After my article last week about keeping our pets’ safe in the heat, we understand that the Walk for Animals is going to be hot. We’re doing the rain dance to bring cooler weather, but please also know that you don’t have to bring your dogs, and as humans, you can prepare, by bringing water, strapping one of those cool hiking packs on that stays cold, wearing breathable clothing, and yes, getting in the Marina. The event must still be a success, and we’re counting on your help to get us there—because after all, everything raised goes right back to benefit our homeless pets at Nevada Humane Society.

So since you’re ready to tackle the weather, here’s the deal. The event is from 10am to 2pm at Sparks Marina. Festivities include vendors, food trucks, a carnival and more. The Walk itself is at 11am. To participate, simply register online (online closes at 11:59pm on August 10) or in person either the day before, August 11 from 11am to 6pm at Nevada Humane Society in Reno, or the day of, from 10am to 11:30am at the Sparks Marina. Once you register, start fundraising and join us for all of the fun! It may be good to know that we also have a Cat Napper registration for people who want to participate but can’t be there—this allows you to donate to our team of volunteers who will be walking our shelter dogs.

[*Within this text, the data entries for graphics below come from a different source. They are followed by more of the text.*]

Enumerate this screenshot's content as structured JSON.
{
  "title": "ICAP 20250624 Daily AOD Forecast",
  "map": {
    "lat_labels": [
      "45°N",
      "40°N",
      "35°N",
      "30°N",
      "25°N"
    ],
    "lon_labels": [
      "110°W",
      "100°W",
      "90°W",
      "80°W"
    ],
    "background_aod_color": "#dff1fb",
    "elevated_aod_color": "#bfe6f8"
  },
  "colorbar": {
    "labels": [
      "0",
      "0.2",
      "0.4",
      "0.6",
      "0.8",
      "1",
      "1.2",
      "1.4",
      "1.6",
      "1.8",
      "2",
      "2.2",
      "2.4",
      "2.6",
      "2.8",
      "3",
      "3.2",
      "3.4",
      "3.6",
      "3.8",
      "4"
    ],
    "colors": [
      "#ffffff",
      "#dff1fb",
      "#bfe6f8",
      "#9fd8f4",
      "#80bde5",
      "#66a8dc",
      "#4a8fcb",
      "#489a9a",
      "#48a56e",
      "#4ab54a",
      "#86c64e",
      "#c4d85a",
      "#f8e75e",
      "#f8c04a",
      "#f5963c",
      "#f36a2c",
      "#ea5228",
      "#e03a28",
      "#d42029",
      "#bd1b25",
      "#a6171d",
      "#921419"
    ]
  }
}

Rain or shine, we are ready for the Walk for Animals. Events like this help all of our animals, from those that need extra medical care or spay/neuter services, to those that need a new home. Events like this provide food, warm bedding, daily TLC and so much more, so that we can be here for our community and our homeless pets. That means when you participate in the Walk for Animals, you too are making a difference. So… will we see you there?